- Education: Pomona College (BA) New York University (MA)
- Occupation: Journalist
- Known for: The Atlantic

= Conor Friedersdorf =

American journalist

Conor Renier Friedersdorf is an American journalist and a staff writer at The Atlantic.

== Early life and career ==
He attended Pomona College as an undergraduate, and attended the journalism school at New York University on a scholarship. After graduation from college, Friedersdorf worked for the Inland Valley Daily Bulletin. He began writing for The Atlantic in November 2009. He was an intern for The Daily Dish blog, and in 2010 was hired as senior editor and "underblogger" to Andrew Sullivan. Friedersdorf compiles on a regular basis The Best of Journalism list, which is a curated list of news articles and investigative report, that he disseminates through a newsletter.

== Views ==
In an interview with journalist Matt Lewis, Friedersdorf stated that he has right-leaning views, but that he does not consider himself to be a doctrinal conservative, nor a member of the conservative movement. Writing for The Atlantic, Friedersdorf said that he refused to vote for Barack Obama in 2012 and was supporting Gary Johnson in his bid for president as the Libertarian Party candidate.

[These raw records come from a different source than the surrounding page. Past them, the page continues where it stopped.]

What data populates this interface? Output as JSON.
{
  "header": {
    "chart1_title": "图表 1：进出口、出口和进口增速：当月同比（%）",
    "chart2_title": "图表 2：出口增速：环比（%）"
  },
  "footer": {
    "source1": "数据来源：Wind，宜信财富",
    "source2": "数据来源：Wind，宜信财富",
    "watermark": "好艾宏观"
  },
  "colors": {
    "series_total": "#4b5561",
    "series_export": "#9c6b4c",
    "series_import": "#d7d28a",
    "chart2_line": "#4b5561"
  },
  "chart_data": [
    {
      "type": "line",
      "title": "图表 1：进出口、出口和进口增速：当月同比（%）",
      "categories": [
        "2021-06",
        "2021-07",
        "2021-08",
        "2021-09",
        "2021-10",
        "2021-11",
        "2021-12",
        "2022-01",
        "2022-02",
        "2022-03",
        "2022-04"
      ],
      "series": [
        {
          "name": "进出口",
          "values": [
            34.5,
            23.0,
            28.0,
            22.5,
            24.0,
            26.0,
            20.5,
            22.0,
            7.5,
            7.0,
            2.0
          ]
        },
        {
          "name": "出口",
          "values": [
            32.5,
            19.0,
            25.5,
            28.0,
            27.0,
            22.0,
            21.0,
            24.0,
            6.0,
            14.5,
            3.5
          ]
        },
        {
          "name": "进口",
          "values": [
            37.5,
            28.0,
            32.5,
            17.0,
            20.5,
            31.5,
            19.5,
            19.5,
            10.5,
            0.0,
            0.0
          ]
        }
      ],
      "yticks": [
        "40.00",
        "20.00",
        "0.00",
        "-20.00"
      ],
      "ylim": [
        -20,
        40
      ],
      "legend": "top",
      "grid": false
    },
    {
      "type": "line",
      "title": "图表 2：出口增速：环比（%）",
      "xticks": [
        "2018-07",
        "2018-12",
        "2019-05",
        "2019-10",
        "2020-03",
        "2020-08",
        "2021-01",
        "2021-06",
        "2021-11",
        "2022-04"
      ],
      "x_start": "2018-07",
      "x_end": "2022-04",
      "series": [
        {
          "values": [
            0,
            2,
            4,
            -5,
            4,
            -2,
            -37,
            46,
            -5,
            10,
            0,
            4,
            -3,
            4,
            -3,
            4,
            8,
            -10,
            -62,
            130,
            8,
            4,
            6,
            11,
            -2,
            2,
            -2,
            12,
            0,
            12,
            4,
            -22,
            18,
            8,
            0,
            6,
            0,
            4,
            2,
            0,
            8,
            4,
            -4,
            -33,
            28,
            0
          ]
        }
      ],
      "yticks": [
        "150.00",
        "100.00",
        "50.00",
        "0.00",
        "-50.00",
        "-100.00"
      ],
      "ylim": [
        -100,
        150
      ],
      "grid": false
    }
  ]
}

Friedersdorf has written articles calling for the abolition of U.S. Immigration and Customs Enforcement and for protecting the right to protest on the Statue of Liberty. He has praised Peggy McIntosh's essay "White Privilege: Unpacking the Invisible Knapsack", saying he would encourage its study in college curriculums.

== Personal life ==
Friedersdorf grew up in Orange County, California. As of 2018, he lives in Venice, Los Angeles. Two of his grandparents were French Cajuns.